Boone County residents also reported loss of cell phone service, landline telephone service, cable television services and home Internet services.
It could be weeks before the state fully recovers from the storm.
AccuWeather.com reports Hurricane Sandy may turn out to be the most expensive storm to hit the U.S. — causing damage to 15 states and power outages to over 8 million people — yet the National Hurricane Center did not issue hurricane warnings north of North Carolina.
Meanwhile, The United Mine Workers of America (UMWA) announced that it is donating $10,000 to help the victims of Hurricane Sandy.
A $5,000 donation is going to the American Red Cross for disaster relief in the devastated communities along the Atlantic coast that took a direct hit from Sandy, and another $5,000 donation was made to the Mountaineer Food Bank to help that organization provide assistance to local food banks in particularly hard-hit areas of West Virginia.
“The images of devastation all across the eastern United States are heartbreaking,” said UMWA International President Cecil E. Roberts. “Millions of people have lost everything they have.

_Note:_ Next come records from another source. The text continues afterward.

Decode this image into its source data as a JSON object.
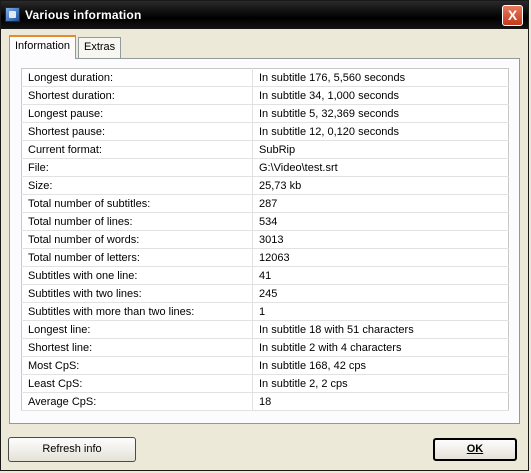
{
  "window": {
    "title": "Various information",
    "close_label": "X"
  },
  "tabs": [
    {
      "label": "Information"
    },
    {
      "label": "Extras"
    }
  ],
  "info_rows": [
    {
      "label": "Longest duration:",
      "value": "In subtitle 176, 5,560 seconds"
    },
    {
      "label": "Shortest duration:",
      "value": "In subtitle 34, 1,000 seconds"
    },
    {
      "label": "Longest pause:",
      "value": "In subtitle 5, 32,369 seconds"
    },
    {
      "label": "Shortest pause:",
      "value": "In subtitle 12, 0,120 seconds"
    },
    {
      "label": "Current format:",
      "value": "SubRip"
    },
    {
      "label": "File:",
      "value": "G:\\Video\\test.srt"
    },
    {
      "label": "Size:",
      "value": "25,73 kb"
    },
    {
      "label": "Total number of subtitles:",
      "value": "287"
    },
    {
      "label": "Total number of lines:",
      "value": "534"
    },
    {
      "label": "Total number of words:",
      "value": "3013"
    },
    {
      "label": "Total number of letters:",
      "value": "12063"
    },
    {
      "label": "Subtitles with one line:",
      "value": "41"
    },
    {
      "label": "Subtitles with two lines:",
      "value": "245"
    },
    {
      "label": "Subtitles with more than two lines:",
      "value": "1"
    },
    {
      "label": "Longest line:",
      "value": "In subtitle 18 with 51 characters"
    },
    {
      "label": "Shortest line:",
      "value": "In subtitle 2 with 4 characters"
    },
    {
      "label": "Most CpS:",
      "value": "In subtitle 168, 42 cps"
    },
    {
      "label": "Least CpS:",
      "value": "In subtitle 2, 2 cps"
    },
    {
      "label": "Average CpS:",
      "value": "18"
    }
  ],
  "buttons": {
    "refresh_label": "Refresh info",
    "ok_label": "OK"
  },
  "icons": {
    "app": "app-icon",
    "close": "close-icon"
  }
}
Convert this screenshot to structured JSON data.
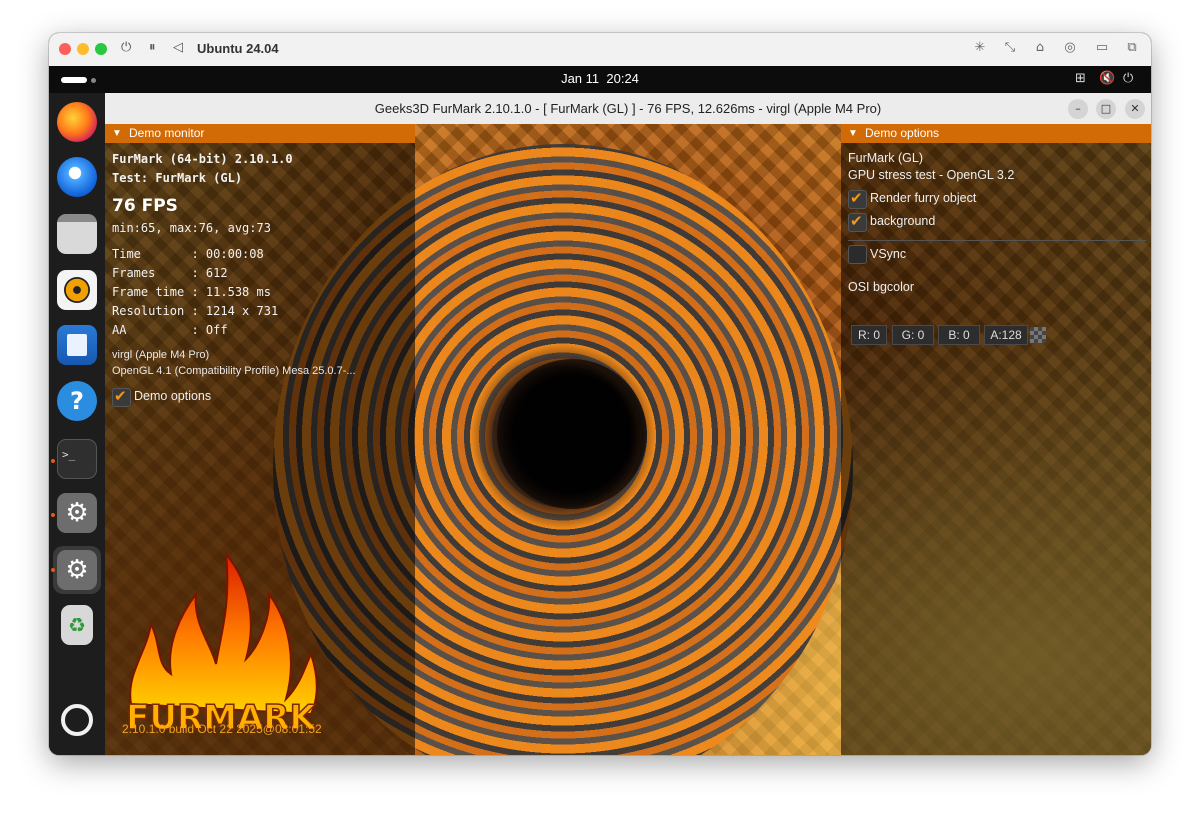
{
  "host": {
    "title": "Ubuntu 24.04",
    "controls": [
      "power-icon",
      "pause-icon",
      "back-icon"
    ],
    "tools": [
      "brightness-icon",
      "resize-icon",
      "usb-icon",
      "network-icon",
      "folder-icon",
      "windows-icon"
    ]
  },
  "topbar": {
    "date": "Jan 11",
    "time": "20:24",
    "status_icons": [
      "network-icon",
      "volume-muted-icon",
      "power-icon"
    ]
  },
  "dock": {
    "items": [
      {
        "name": "firefox-icon"
      },
      {
        "name": "thunderbird-icon"
      },
      {
        "name": "files-icon"
      },
      {
        "name": "rhythmbox-icon"
      },
      {
        "name": "libreoffice-writer-icon"
      },
      {
        "name": "help-icon",
        "glyph": "?"
      },
      {
        "name": "terminal-icon",
        "glyph": ">_"
      },
      {
        "name": "settings-icon",
        "glyph": "⚙"
      },
      {
        "name": "settings-icon-active",
        "glyph": "⚙"
      },
      {
        "name": "trash-icon",
        "glyph": "♻"
      },
      {
        "name": "ubuntu-apps-icon"
      }
    ]
  },
  "app": {
    "title": "Geeks3D FurMark 2.10.1.0 - [ FurMark (GL) ] - 76 FPS, 12.626ms - virgl (Apple M4 Pro)",
    "minimize": "–",
    "maximize": "□",
    "close": "✕"
  },
  "monitor": {
    "header": "Demo monitor",
    "line1": "FurMark (64-bit) 2.10.1.0",
    "line2": "Test: FurMark (GL)",
    "fps": "76 FPS",
    "stats": "min:65, max:76, avg:73",
    "rows": [
      "Time       : 00:00:08",
      "Frames     : 612",
      "Frame time : 11.538 ms",
      "Resolution : 1214 x 731",
      "AA         : Off"
    ],
    "gpu": "virgl (Apple M4 Pro)",
    "gl": "OpenGL 4.1 (Compatibility Profile) Mesa 25.0.7-...",
    "demo_options_label": "Demo options",
    "demo_options_checked": true
  },
  "options": {
    "header": "Demo options",
    "test_name": "FurMark (GL)",
    "test_desc": "GPU stress test - OpenGL 3.2",
    "render_label": "Render furry object",
    "render_checked": true,
    "background_label": "background",
    "background_checked": true,
    "vsync_label": "VSync",
    "vsync_checked": false,
    "osi_label": "OSI bgcolor",
    "r": "R: 0",
    "g": "G: 0",
    "b": "B: 0",
    "a": "A:128"
  },
  "logo": {
    "text": "FURMARK",
    "build": "2.10.1.0 build Oct 22 2025@08:01:52"
  },
  "colors": {
    "accent": "#d26a05",
    "check": "#f29a18",
    "build_text": "#f4a11e"
  }
}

Millions more remain without power.
“Our brother and sister first-responders-police, firefighters, EMTs and other state and municipal workers-are giving of themselves night and day, often when their own homes are destroyed and their own families are displaced,” Roberts said. “Even though our membership is far removed from the Atlantic coast, we wanted to do something to help.

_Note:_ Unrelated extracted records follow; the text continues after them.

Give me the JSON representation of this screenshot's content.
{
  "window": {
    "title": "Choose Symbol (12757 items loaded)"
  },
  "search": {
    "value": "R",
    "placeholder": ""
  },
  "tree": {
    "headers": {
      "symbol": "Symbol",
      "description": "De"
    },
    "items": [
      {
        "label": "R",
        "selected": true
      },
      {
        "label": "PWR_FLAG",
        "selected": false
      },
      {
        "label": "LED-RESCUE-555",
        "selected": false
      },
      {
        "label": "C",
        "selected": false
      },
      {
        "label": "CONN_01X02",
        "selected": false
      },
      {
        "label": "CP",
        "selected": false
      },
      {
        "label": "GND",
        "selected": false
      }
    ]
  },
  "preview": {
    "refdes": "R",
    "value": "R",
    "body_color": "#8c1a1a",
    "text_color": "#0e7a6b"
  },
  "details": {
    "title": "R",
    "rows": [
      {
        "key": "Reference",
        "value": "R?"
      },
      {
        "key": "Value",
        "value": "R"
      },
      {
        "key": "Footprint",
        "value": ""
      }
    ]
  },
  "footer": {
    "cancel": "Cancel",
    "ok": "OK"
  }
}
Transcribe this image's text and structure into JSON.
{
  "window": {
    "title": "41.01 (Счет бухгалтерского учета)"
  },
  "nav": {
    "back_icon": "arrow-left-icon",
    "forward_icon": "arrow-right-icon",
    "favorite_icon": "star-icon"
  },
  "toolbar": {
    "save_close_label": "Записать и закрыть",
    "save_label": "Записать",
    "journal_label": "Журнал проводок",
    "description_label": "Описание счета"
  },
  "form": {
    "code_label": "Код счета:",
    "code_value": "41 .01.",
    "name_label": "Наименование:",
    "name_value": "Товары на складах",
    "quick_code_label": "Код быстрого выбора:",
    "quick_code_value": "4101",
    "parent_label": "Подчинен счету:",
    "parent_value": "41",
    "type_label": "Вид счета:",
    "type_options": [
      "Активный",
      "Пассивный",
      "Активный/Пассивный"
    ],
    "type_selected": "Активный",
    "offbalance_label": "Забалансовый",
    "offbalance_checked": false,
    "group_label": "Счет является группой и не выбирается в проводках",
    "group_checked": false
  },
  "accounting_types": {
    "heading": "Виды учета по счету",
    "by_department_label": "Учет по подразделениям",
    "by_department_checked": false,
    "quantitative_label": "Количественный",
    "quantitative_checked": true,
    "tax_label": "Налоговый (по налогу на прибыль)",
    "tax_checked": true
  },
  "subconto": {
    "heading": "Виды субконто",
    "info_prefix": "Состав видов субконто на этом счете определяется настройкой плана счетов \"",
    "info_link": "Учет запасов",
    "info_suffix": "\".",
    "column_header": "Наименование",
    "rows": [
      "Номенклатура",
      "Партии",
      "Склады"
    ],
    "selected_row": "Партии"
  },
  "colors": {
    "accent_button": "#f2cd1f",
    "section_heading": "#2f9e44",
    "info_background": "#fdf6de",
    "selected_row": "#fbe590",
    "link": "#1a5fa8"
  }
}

“The overwhelming snowfall in the mountains of West Virginia caused severe and lasting power outages for tens of thousands closer to the coalfields, including many of our own members,” Roberts said. “For those who can’t get to work, or are retired on fixed incomes and who have lost all their perishable food, local food banks are a critical lifeline. The Mountaineer Food Bank helps to supply food and other goods to these local food banks.
“In addition to these direct donations, we are encouraging our members to donate as well,” Roberts said. “Whether it be a financial donation, a blood donation or an in-kind donation, our fellow citizens need help now, and I urge everyone to take a few moments to do their part. Someday, it may be your turn to need this kind of help.”